In contrast, the 1993 live action “Super Mario Bros.” – the first live-action adaptation of a video game – had a terrible showing that created a still-present negative stereotype for video games in film. Losing between $3.1-$9.1 million, Nintendo pulled out of theatrical film all together for 26 years following this release. Part of this problem was giving a creative license without supervision to the underdog Hollywood Pictures Company, which at the time was unable to produce anything above questionable live-action content. Equally contributing to its failure was that the film effectively held next to no resemblance to the beloved franchise, pushing on-set conflicts, inconsistent tones and hardly any merchandise. This failure is what brings distress for the upcoming film, which is the current centerpiece of online discussion.
So, after the critical failure of its live-action movie – and the incredibly high grossing “Detective Pikachu” – Nintendo should play it safe. With Mario creator Shigeru Miyamoto directly staffed on development, Nintendo doesn’t want to leave room for error, an approach furthered by partnering with one of the most successful animation studios in recent times. Illumination grosses approximately $672.9 million per feature film when the average budget is only $72.9 million per film, and even their least successful film, “Hop,” made up for its budget nearly threefold. By all measurements, Nintendo is taking the best route for success with their ambitious film. However, they’re guaranteed to make a profit if they follow what brought them financial success with the original anime film and push merchandise.

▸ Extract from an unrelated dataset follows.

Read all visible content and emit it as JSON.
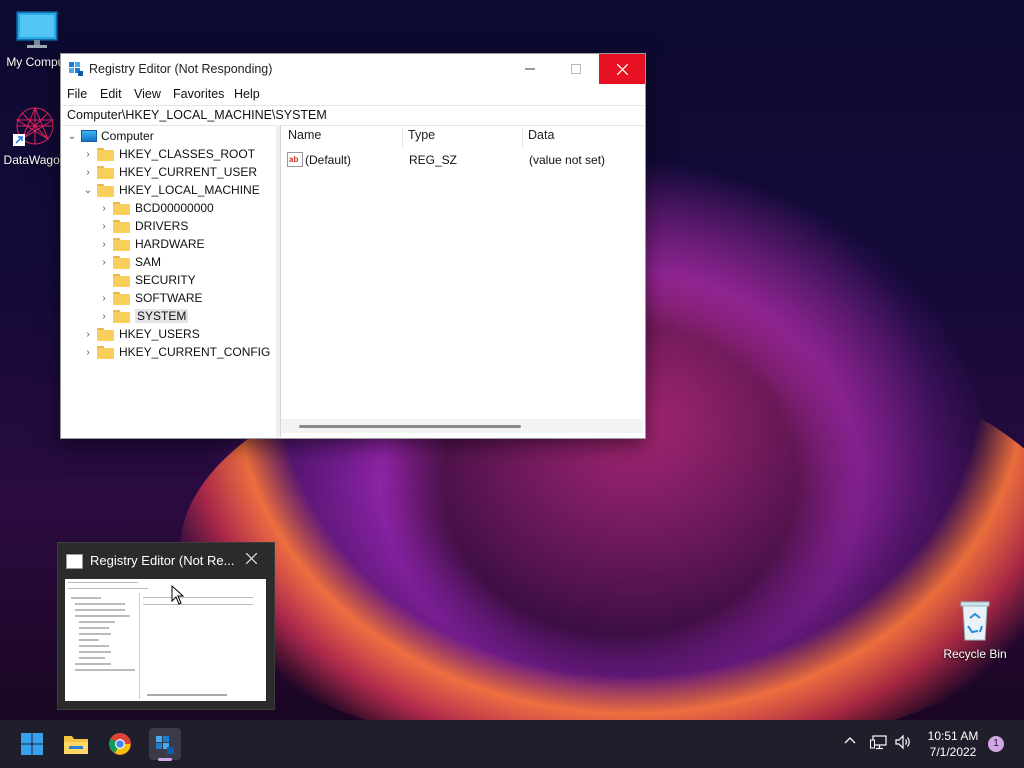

There is a clear drive to appeal to children, and Nintendo’s choice to release the film around Christmas when toy sales are at their highest will ultimately propel Nintendo and Illumination’s financial success. The casting reveal was a brilliant strategy to create free advertising, increase marketability and get adult collectors and children alike to swarm to buy merchandise during the holiday season.